Talent shortages are also making acquisitions an increasingly important route to securing specialist capabilities that are difficult to recruit organically.
Investors remain particularly attracted to businesses with recurring revenue, framework agreements and long-term client relationships. Specialist ESG, environmental and advisory capabilities continue to command interest, although building safety and compliance are currently among the strongest drivers of activity.
Opportunity through complexity
If there was a single theme running through the discussion, it was that complexity is becoming both the sector’s greatest challenge and one of its biggest commercial opportunities.
Regulation is increasing costs, extending timescales and demanding new skills. Yet it is also creating sustained demand for specialist advice, technical expertise and innovative solutions.

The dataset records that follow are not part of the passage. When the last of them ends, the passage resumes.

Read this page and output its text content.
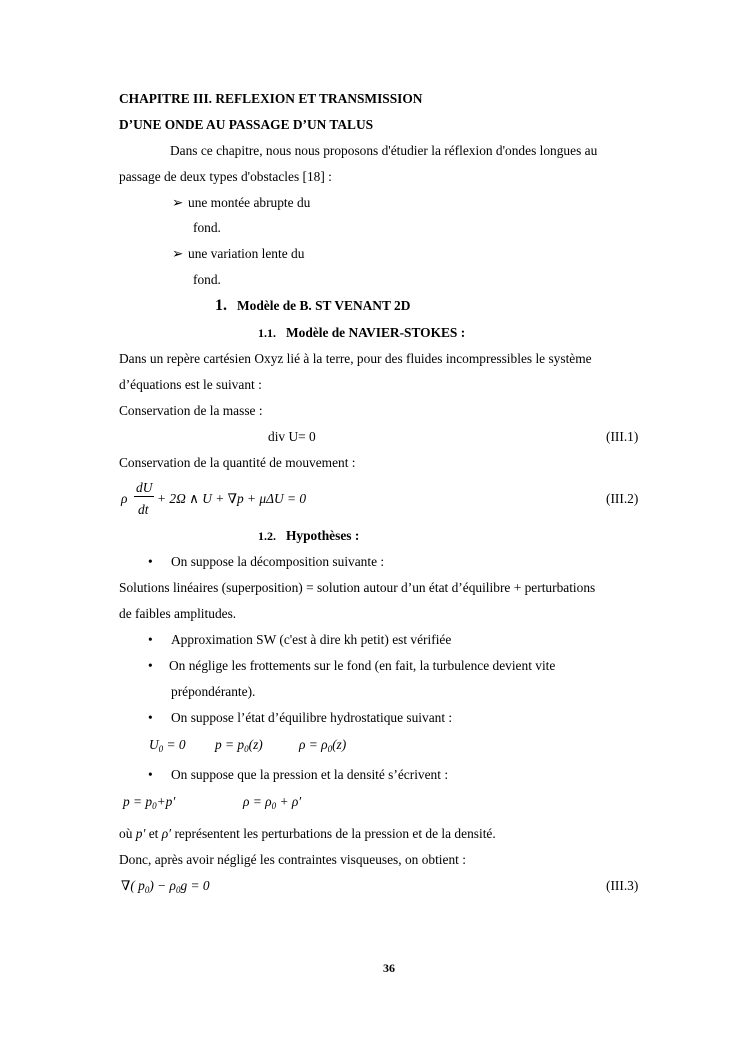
CHAPITRE III. REFLEXION ET TRANSMISSION
D’UNE ONDE AU PASSAGE D’UN TALUS
Dans ce chapitre, nous nous proposons d'étudier la réflexion d'ondes longues au
passage de deux types d'obstacles [18] :
➢ une montée abrupte du
fond.
➢ une variation lente du
fond.
1. Modèle de B. ST VENANT 2D
1.1. Modèle de NAVIER-STOKES :
Dans un repère cartésien Oxyz lié à la terre, pour des fluides incompressibles le système
d’équations est le suivant :
Conservation de la masse :
div U= 0	(III.1)
Conservation de la quantité de mouvement :
ρ
dU
dt
+ 2Ω ∧ U + ∇p + μΔU = 0	(III.2)
1.2. Hypothèses :
• On suppose la décomposition suivante :
Solutions linéaires (superposition) = solution autour d’un état d’équilibre + perturbations
de faibles amplitudes.
• Approximation SW (c'est à dire kh petit) est vérifiée
• On néglige les frottements sur le fond (en fait, la turbulence devient vite
prépondérante).
• On suppose l’état d’équilibre hydrostatique suivant :
$U_0 = 0$ $p = p_0(z)$	$\rho = \rho_0(z)$
• On suppose que la pression et la densité s’écrivent :
$p = p_0+p'$	$\rho = \rho_0 + \rho'$
où p′ et ρ′ représentent les perturbations de la pression et de la densité.
Donc, après avoir négligé les contraintes visqueuses, on obtient :
∇( $p_0) - \rho_0g = 0$	(III.3)
36
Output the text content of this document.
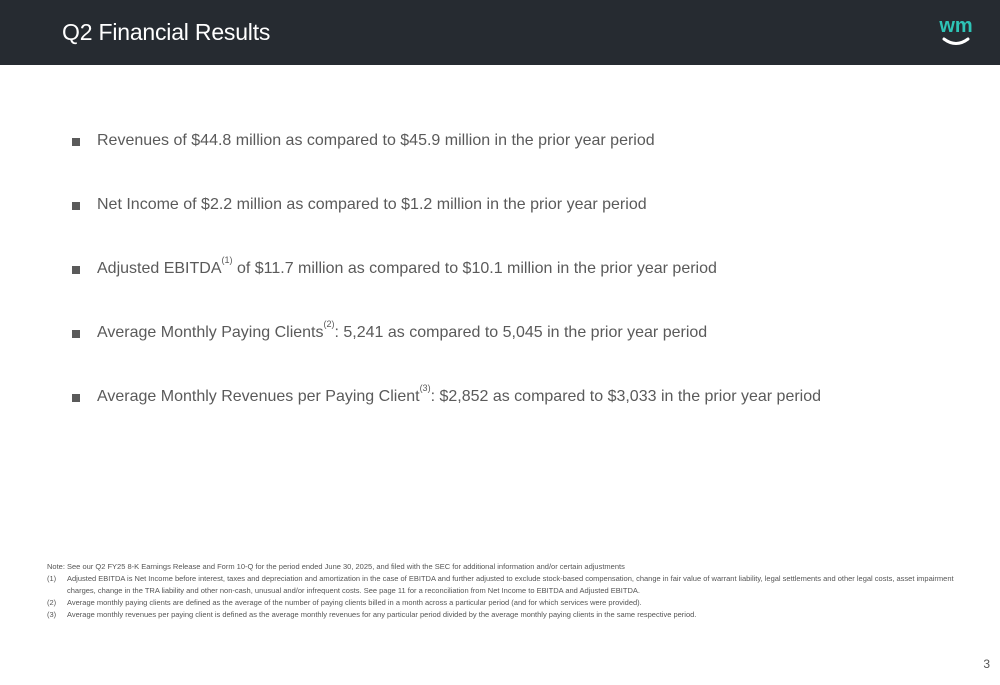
Q2 Financial Results	wm
Revenues of $44.8 million as compared to $45.9 million in the prior year period
Net Income of $2.2 million as compared to $1.2 million in the prior year period
Adjusted EBITDA$^{(1)}$ of $11.7 million as compared to $10.1 million in the prior year period
Average Monthly Paying Clients$^{(2)}$: 5,241 as compared to 5,045 in the prior year period
Average Monthly Revenues per Paying Client$^{(3)}$: $2,852 as compared to $3,033 in the prior year period
Note: See our Q2 FY25 8-K Earnings Release and Form 10-Q for the period ended June 30, 2025, and filed with the SEC for additional information and/or certain adjustments
(1) Adjusted EBITDA is Net Income before interest, taxes and depreciation and amortization in the case of EBITDA and further adjusted to exclude stock-based compensation, change in fair value of warrant liability, legal settlements and other legal costs, asset impairment charges, change in the TRA liability and other non-cash, unusual and/or infrequent costs. See page 11 for a reconciliation from Net Income to EBITDA and Adjusted EBITDA.
(2) Average monthly paying clients are defined as the average of the number of paying clients billed in a month across a particular period (and for which services were provided).
(3) Average monthly revenues per paying client is defined as the average monthly revenues for any particular period divided by the average monthly paying clients in the same respective period.
3
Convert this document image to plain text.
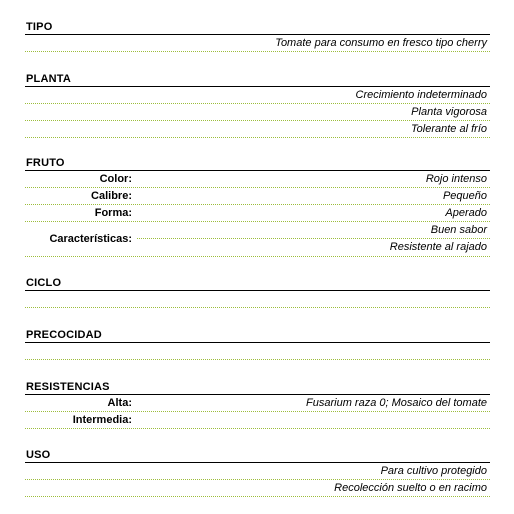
TIPO
Tomate para consumo en fresco tipo cherry
PLANTA
Crecimiento indeterminado
Planta vigorosa
Tolerante al frío
FRUTO
Color:	Rojo intenso
Calibre:	Pequeño
Forma:	Aperado
Características:
Buen sabor
Resistente al rajado
CICLO
PRECOCIDAD
RESISTENCIAS
Alta:	Fusarium raza 0; Mosaico del tomate
Intermedia:
USO
Para cultivo protegido
Recolección suelto o en racimo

Looking ahead, participants identified strong growth opportunities in fire and safety consultancy, infrastructure, utilities, energy security and data centres, sectors expected to benefit from both regulatory drivers and long-term structural investment.
For businesses operating in the built environment, success is likely to depend on their ability to combine technical expertise, strong governance and intelligent use of technology.
In a market where compliance is becoming more complex and expectations continue to rise, those capabilities may prove to be the industry’s most valuable assets.